Self-hosted for steady; APIs for spikes. Self-hosted handles base load; APIs absorb peaks.
Self-hosted for sensitive; APIs for general. Sensitive data through self-hosted; general queries through APIs.
Self-hosted for fine-tunes; APIs for base. Custom models run yourself; off-the-shelf models from APIs.
Hybrid adds complexity but often captures the best of both. For teams at scale, hybrid is often the right answer.
The takeaway
Self-hosting LLM inference is genuinely viable in 2026. Open-source models are competitive. Inference servers are mature. Hardware is available.
But the operational cost is real and easy to underestimate. The break-even point against managed APIs is roughly €5-10K/month in inference spend; below that, the engineering investment doesn't pay back.
The teams that self-host successfully:
- Have done the math honestly, including operational costs.

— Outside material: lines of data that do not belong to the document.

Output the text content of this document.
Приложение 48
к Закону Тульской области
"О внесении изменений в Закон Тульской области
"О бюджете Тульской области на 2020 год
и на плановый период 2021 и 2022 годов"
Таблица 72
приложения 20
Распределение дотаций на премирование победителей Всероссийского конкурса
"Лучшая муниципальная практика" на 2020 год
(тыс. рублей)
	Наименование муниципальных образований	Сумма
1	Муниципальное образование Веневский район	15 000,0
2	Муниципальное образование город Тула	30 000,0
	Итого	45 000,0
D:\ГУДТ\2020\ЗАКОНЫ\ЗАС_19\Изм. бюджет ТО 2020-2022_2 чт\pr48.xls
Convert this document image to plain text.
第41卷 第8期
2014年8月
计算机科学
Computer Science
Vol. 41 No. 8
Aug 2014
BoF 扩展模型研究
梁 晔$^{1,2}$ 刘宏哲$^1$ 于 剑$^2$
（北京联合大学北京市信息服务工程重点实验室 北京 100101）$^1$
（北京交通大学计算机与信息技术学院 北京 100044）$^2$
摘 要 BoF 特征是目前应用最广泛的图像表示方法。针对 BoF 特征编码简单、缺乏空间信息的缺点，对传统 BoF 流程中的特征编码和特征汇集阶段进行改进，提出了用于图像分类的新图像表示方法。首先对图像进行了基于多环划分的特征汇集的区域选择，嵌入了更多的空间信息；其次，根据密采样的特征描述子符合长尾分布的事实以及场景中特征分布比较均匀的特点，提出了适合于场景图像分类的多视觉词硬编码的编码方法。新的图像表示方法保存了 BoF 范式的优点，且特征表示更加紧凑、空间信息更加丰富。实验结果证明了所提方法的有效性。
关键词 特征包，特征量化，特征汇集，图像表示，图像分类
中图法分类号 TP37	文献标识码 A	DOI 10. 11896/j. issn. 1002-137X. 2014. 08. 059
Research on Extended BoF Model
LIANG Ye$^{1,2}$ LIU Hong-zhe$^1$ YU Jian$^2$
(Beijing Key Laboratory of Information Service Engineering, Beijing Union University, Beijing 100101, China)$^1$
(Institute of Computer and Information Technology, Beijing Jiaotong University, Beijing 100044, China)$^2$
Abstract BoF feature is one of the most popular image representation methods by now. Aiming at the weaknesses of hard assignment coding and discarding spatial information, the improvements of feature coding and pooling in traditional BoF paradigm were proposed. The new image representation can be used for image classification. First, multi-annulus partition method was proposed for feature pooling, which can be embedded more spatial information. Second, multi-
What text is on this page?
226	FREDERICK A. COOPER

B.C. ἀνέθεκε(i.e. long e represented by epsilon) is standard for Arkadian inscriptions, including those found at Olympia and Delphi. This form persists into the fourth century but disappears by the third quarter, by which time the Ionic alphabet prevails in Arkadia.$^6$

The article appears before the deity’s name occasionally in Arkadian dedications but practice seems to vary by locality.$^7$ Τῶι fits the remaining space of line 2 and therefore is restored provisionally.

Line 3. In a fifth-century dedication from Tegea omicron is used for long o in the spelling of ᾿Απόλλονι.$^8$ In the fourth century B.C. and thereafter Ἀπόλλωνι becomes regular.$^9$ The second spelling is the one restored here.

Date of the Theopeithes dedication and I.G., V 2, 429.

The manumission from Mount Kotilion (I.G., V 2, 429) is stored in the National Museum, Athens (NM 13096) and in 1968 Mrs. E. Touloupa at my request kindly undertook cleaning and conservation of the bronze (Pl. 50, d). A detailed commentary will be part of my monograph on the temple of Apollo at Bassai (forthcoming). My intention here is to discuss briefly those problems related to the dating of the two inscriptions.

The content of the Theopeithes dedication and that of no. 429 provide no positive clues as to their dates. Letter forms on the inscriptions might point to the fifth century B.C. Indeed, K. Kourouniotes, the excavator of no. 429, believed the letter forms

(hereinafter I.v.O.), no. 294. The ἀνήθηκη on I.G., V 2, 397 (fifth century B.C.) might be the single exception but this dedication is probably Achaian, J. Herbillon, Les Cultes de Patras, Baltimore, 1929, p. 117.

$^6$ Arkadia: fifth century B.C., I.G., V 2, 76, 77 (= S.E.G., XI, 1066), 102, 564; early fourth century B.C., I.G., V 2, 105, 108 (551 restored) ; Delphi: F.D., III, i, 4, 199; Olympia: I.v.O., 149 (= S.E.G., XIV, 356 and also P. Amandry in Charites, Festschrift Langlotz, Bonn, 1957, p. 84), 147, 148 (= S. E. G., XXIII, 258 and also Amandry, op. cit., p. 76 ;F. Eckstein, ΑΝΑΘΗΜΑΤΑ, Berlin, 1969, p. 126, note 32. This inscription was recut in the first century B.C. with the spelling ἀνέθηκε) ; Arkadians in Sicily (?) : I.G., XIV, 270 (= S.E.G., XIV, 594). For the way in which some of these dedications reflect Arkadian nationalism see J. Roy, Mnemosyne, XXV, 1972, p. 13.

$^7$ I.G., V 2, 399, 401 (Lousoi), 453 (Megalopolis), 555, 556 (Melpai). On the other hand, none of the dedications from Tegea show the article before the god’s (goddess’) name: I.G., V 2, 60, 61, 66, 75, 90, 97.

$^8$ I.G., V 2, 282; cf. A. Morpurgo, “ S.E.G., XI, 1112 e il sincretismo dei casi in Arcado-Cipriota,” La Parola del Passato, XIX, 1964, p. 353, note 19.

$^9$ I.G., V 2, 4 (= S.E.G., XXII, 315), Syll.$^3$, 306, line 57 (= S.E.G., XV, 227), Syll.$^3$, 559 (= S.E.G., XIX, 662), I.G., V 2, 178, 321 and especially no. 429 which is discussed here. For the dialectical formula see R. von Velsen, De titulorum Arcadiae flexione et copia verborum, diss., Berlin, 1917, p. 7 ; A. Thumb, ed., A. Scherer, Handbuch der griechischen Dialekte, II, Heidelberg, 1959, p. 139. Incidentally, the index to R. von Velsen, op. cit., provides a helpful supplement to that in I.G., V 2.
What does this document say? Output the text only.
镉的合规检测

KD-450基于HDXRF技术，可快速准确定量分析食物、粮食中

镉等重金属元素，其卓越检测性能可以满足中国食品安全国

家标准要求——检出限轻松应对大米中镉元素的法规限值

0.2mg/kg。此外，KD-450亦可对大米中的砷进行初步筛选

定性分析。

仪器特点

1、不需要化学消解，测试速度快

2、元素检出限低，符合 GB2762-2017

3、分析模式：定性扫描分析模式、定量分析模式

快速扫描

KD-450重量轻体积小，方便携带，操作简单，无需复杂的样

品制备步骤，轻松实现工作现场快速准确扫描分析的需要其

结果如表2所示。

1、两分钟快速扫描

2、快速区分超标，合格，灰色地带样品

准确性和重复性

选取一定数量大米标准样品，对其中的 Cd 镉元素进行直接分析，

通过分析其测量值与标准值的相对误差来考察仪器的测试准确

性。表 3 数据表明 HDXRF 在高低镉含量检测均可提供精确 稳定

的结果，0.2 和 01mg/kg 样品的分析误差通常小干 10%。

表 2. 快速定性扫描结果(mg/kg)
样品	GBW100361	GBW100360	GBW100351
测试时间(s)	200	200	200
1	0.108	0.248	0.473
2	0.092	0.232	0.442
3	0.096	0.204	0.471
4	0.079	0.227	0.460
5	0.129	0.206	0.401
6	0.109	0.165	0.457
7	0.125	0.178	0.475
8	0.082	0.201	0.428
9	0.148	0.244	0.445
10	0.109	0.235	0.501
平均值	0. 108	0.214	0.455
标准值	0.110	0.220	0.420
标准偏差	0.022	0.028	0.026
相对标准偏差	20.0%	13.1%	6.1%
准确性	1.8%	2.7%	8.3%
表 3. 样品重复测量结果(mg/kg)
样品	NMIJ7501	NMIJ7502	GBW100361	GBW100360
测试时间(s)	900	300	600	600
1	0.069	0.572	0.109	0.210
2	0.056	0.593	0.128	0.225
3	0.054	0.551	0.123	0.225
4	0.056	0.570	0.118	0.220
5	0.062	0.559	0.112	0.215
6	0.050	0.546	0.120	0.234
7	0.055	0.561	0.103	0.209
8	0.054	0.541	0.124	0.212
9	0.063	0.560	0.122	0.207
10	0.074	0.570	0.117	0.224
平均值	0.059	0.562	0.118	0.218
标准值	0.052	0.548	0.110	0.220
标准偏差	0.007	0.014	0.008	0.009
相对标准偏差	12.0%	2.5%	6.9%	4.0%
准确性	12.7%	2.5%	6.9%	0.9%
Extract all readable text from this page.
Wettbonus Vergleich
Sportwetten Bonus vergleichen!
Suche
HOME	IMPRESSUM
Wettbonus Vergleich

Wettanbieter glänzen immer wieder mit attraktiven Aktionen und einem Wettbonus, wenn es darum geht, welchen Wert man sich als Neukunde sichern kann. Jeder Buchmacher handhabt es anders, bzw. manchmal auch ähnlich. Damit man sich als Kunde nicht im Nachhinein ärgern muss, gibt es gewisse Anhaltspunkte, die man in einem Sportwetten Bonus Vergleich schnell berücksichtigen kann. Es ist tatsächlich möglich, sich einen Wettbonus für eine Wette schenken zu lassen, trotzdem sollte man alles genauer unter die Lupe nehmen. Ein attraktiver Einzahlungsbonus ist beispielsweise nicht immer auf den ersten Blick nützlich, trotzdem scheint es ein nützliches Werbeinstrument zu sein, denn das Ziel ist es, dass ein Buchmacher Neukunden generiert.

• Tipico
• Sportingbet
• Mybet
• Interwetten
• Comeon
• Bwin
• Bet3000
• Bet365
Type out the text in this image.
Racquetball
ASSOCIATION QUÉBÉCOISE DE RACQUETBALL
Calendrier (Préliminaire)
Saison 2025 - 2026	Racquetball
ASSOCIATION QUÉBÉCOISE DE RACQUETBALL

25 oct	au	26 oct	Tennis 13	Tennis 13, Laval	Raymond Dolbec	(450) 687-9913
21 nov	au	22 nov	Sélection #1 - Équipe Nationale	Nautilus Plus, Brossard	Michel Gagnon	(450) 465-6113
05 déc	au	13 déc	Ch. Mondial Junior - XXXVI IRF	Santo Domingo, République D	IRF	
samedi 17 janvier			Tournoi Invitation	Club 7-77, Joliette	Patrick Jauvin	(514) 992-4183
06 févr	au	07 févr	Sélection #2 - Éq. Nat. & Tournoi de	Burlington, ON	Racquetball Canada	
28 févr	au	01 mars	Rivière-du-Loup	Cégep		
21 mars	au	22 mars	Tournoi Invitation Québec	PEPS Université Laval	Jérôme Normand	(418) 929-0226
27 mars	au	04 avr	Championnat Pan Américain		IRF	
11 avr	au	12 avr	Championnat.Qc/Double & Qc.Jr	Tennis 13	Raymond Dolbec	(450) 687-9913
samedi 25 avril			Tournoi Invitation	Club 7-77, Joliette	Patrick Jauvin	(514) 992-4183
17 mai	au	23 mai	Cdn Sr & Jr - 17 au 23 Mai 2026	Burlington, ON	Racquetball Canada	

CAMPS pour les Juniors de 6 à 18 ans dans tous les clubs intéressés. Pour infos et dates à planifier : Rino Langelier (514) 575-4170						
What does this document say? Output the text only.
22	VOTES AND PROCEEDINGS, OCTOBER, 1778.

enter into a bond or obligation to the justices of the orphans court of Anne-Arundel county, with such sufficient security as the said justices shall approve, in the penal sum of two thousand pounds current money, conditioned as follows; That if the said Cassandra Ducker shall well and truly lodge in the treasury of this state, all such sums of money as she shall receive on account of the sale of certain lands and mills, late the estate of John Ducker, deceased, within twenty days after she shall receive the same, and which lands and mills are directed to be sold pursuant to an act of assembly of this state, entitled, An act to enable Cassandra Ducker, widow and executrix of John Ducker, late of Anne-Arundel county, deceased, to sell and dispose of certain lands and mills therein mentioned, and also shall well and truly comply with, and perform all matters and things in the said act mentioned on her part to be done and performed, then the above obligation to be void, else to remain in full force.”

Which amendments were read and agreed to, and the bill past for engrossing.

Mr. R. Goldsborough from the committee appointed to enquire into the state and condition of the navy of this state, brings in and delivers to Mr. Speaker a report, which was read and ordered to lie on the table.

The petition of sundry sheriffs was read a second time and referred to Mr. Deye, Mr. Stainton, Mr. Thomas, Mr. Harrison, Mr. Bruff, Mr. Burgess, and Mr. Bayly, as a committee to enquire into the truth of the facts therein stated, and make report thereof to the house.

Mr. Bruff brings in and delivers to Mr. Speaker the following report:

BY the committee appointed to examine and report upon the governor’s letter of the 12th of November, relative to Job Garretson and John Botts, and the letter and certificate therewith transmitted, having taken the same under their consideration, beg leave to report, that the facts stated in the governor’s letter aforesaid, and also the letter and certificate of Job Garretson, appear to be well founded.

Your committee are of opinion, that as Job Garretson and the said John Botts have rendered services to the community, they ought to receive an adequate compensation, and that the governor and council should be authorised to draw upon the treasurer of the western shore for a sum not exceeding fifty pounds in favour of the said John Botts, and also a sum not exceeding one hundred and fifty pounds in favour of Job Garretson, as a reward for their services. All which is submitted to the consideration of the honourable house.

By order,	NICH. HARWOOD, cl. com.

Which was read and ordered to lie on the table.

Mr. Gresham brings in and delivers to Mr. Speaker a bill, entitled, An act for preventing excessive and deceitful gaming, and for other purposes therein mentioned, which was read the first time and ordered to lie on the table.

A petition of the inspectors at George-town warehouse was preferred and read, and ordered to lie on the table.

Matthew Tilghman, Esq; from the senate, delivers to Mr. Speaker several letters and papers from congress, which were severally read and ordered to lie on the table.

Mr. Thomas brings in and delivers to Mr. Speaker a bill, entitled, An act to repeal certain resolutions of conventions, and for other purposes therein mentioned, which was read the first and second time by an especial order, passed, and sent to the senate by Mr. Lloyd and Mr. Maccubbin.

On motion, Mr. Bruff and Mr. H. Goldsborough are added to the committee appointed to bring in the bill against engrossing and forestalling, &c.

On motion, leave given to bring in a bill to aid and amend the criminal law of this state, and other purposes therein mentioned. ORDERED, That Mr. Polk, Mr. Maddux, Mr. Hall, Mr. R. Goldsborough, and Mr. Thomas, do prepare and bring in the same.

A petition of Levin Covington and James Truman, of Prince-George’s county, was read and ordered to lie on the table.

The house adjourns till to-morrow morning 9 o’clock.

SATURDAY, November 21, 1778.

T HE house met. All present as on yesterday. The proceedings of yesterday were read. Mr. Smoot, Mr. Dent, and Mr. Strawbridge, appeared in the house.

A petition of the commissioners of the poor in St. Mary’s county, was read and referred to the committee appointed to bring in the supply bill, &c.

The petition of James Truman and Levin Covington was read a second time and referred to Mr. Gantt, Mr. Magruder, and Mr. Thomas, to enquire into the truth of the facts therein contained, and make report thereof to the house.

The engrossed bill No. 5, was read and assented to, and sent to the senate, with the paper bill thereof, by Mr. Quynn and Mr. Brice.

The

- Have or can build MLOps capability.
- Run at sufficient scale to justify the investment.
- Have steady workloads.
- Don't need frontier-only capabilities.
- Plan for reliability, monitoring, and updates.
The teams that should stay on APIs:
- Lower scale.
- Spiky workloads.
- Need rapid iteration.
- Small teams without ops capacity.
- Need frontier closed capabilities.
The right answer is specific to your situation. Run the numbers carefully. Honestly assess your operational capacity. Default to APIs unless self-hosting clearly wins.
When self-hosting does win, it wins big — economically and architecturally. When it doesn't, it's an expensive way to discover that managed APIs were the right call all along.